There is a very great importance to this line of thinking. A belief that something is always itself is incomplete and does not allow for change. In matters of nature and physical world, such a belief will result in wrong calculations. And at the interpersonal level, seeing someone as remaining what they've known him to be from decades ago prevents growth, alteration and improvement and keeps leading people back to places that they by all righteous measure should have left.

Does something retain its identity? It does and it doesn't. What something is at a later point in time is a function of what it was in the past and the change that has taken place in the interim.

This is in no way a surprising conclusion; but it is something that does need to be said, as people tend to forget things of this nature.

I've ran some mathematical equations on this.
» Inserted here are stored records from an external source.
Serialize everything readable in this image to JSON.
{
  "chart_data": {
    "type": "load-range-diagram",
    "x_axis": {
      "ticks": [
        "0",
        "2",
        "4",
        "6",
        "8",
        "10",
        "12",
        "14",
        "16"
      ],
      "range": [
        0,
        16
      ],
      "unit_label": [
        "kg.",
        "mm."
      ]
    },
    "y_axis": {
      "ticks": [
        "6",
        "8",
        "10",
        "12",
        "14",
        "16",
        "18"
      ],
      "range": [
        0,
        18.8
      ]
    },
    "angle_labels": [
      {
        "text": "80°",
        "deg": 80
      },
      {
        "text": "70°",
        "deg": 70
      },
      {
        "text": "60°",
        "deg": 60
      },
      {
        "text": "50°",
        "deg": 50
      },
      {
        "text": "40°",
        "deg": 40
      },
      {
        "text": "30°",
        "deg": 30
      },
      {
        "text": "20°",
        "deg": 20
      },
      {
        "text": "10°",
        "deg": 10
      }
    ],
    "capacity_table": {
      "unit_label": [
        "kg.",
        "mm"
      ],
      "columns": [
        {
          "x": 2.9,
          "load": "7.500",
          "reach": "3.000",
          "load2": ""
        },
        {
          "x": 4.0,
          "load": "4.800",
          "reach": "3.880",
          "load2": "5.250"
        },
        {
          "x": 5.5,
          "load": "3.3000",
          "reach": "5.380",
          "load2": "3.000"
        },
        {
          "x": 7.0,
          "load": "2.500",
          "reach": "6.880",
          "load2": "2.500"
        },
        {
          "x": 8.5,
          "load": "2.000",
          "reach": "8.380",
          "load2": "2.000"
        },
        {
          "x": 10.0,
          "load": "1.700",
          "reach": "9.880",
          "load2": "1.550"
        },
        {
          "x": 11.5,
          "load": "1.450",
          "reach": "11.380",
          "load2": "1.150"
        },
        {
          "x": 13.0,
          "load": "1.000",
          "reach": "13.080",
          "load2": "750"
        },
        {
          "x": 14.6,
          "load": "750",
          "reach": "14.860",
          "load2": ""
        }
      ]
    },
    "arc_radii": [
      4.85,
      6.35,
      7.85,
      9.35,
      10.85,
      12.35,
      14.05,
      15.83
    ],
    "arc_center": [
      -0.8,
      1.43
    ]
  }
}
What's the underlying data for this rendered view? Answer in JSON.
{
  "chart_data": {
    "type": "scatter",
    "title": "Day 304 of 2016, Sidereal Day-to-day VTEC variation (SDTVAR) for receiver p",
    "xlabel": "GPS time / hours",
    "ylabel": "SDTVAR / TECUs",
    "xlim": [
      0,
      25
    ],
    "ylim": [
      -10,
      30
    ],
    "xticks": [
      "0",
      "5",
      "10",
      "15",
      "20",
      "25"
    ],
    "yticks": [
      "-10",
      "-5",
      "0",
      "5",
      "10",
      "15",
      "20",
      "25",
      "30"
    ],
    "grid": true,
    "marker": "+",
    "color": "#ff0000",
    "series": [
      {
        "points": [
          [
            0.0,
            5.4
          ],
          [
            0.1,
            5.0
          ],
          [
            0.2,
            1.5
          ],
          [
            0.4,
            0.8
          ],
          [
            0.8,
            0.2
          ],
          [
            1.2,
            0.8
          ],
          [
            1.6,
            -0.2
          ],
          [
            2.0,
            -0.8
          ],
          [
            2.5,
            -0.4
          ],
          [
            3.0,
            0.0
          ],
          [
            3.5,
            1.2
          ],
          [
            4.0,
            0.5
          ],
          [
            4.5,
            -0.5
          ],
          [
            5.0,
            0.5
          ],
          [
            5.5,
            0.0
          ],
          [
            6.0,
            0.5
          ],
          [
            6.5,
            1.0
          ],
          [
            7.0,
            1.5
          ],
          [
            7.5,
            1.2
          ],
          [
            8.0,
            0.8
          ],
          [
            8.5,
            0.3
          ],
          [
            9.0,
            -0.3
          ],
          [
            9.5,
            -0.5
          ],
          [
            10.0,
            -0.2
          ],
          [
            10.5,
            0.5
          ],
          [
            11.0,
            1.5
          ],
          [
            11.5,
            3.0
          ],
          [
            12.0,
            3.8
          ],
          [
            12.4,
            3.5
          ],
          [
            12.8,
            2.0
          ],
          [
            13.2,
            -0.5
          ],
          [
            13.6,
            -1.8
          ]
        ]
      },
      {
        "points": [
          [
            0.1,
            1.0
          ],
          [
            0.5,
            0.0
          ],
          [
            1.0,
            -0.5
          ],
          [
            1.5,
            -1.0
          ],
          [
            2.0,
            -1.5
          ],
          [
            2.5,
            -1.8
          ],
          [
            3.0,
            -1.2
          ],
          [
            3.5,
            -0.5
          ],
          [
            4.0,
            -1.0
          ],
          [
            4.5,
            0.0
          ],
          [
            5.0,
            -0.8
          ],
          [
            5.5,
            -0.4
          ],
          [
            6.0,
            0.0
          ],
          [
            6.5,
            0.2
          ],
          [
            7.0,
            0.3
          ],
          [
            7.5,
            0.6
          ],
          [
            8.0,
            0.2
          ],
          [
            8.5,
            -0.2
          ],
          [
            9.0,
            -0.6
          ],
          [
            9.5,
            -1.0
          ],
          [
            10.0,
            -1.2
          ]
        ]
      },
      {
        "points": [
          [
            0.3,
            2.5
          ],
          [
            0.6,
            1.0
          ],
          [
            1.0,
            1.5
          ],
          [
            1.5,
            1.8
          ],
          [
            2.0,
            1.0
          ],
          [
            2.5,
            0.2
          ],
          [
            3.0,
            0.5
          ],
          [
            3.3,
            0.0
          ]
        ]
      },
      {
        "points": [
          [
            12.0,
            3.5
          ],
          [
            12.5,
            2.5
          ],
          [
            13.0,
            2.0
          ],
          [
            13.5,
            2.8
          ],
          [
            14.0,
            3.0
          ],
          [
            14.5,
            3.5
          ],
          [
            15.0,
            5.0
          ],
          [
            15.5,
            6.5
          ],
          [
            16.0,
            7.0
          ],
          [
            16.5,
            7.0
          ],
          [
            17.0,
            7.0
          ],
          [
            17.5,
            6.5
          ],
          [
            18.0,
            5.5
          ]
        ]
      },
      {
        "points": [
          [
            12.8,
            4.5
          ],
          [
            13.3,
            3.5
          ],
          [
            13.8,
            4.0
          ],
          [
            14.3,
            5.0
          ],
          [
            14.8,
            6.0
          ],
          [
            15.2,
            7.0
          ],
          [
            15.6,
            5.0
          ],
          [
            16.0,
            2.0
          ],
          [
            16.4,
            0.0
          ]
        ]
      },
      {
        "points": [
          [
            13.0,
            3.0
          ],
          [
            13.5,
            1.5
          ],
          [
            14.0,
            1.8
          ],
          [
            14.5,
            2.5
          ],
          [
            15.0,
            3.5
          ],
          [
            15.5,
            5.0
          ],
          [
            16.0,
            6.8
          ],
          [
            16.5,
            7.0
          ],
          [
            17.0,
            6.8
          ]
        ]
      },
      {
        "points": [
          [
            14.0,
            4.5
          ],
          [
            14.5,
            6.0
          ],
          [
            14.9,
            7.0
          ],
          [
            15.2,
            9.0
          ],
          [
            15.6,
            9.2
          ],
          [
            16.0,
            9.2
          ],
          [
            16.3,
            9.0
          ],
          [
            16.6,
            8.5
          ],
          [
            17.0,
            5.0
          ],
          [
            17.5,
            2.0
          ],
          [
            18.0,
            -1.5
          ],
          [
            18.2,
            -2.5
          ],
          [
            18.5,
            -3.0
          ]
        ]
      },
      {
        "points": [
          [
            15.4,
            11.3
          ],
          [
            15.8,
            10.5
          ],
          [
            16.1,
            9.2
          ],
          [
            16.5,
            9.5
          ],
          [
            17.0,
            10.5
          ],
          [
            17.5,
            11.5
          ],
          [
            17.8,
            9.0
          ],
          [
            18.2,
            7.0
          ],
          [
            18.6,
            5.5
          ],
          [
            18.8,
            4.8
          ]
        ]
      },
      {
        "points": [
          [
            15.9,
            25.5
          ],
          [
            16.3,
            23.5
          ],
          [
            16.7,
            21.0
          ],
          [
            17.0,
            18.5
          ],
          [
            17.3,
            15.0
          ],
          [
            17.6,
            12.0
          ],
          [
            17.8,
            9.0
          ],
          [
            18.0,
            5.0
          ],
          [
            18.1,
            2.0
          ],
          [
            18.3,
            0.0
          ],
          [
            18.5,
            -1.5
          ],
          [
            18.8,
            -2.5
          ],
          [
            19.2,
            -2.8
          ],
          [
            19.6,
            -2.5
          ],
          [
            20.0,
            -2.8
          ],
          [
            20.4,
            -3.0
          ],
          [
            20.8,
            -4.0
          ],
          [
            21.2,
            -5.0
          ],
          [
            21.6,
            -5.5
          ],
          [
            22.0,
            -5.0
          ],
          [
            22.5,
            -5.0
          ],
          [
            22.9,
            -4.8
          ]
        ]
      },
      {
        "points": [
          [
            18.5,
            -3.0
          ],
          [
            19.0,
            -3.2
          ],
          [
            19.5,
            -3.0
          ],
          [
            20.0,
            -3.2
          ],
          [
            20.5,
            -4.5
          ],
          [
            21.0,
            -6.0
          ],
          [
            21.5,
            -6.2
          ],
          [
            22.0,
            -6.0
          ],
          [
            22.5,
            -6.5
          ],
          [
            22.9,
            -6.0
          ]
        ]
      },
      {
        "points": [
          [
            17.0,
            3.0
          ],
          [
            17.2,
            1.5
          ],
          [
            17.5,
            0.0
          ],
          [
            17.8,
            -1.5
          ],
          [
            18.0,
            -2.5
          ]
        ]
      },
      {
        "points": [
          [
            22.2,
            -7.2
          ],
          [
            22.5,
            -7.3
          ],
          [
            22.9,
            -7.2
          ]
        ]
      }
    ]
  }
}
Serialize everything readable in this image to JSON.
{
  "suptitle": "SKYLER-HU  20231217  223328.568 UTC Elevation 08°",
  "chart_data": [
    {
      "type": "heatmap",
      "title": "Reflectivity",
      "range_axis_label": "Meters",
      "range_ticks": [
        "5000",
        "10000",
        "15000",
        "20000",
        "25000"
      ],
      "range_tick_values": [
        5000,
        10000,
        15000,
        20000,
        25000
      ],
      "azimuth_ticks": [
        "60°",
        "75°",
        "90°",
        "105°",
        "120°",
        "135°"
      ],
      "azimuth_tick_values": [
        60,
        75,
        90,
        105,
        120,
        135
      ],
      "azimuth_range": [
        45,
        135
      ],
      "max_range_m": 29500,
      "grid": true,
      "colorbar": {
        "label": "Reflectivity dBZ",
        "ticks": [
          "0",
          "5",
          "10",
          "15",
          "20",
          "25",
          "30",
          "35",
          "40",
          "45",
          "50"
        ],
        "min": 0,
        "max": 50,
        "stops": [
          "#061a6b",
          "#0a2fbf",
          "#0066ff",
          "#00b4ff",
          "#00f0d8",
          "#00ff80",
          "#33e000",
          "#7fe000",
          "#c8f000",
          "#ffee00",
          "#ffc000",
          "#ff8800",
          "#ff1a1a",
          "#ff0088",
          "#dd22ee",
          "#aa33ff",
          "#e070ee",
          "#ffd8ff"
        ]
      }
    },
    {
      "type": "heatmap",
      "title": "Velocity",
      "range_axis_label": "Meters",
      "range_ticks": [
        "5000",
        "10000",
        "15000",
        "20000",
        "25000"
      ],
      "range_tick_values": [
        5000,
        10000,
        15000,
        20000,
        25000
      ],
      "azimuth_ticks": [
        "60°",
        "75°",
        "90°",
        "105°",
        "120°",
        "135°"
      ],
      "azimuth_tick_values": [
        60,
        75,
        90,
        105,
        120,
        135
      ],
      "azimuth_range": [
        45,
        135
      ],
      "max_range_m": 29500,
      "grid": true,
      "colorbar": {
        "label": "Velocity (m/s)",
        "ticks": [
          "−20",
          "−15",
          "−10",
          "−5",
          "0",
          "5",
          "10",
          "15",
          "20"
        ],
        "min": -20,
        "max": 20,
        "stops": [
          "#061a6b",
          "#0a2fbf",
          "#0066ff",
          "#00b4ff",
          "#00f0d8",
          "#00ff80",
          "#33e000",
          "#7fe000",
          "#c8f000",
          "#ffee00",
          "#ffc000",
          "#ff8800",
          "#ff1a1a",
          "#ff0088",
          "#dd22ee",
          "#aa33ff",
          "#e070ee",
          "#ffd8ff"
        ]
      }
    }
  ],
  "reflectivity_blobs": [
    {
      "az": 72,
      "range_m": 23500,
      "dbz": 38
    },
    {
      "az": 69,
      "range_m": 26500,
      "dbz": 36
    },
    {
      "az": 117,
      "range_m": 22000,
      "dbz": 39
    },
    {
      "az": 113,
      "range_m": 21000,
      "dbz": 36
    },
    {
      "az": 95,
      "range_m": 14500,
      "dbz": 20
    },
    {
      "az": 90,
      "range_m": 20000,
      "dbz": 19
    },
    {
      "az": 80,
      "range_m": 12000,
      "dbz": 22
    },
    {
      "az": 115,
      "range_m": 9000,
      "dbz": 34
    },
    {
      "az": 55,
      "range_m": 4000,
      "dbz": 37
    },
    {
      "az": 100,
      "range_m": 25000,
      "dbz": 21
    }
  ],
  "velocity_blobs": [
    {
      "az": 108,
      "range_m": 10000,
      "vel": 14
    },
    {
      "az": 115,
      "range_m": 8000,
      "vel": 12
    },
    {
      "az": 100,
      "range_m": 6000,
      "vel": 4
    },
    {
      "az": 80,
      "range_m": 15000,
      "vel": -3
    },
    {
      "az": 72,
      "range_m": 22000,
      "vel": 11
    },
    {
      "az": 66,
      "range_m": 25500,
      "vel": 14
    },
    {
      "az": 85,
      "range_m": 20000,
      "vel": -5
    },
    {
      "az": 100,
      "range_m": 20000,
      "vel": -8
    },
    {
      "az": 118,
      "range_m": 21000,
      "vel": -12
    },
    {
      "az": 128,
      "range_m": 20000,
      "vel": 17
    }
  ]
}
Here goes:

(1) A = A                                          (law of identity)
(2) A1 = A0 + D                               (object changes over time, D is total change)
(3) D = t * dD/dt                               (change is time times the rate of change)
(4) A1 = A0 + t*dD/dt                      (substitute (3))
(5) A1 - A0 = D                                (from (2))
(6) A1 - A0 = t*dD/dt                       (substituting from (4))
(7) t= (A1-A0) / (dD/dt)                    (time equals difference divided by rate of change)
(8) t = D / (dD/dt)                              (substituting from (5)
(time equals change divided by rate of change)
(9) dD/dt = D / t                                 (rate of change is change divided by time)

Conclusions:

(1) For any given change, the faster the change, the less the time; the slower the change, the greater the time.

(2) The greater either the speed of change or the time, the greater the change.

(3) Infinite time or infinite speed of change creates infinite change.

(4) The object retains its identity as A0, with alteration by D, which is a factor of time taken to change and speed of change.

(5) With time, the identity changes in any number of possible directions.

(6) Time is part of the change process and is encoded in the changes that are made in the object being studied.

(7) Time and change thus results in alteration of reality; and time is woven into the fabric of reality, including things as they exist now and as they are yet to exist.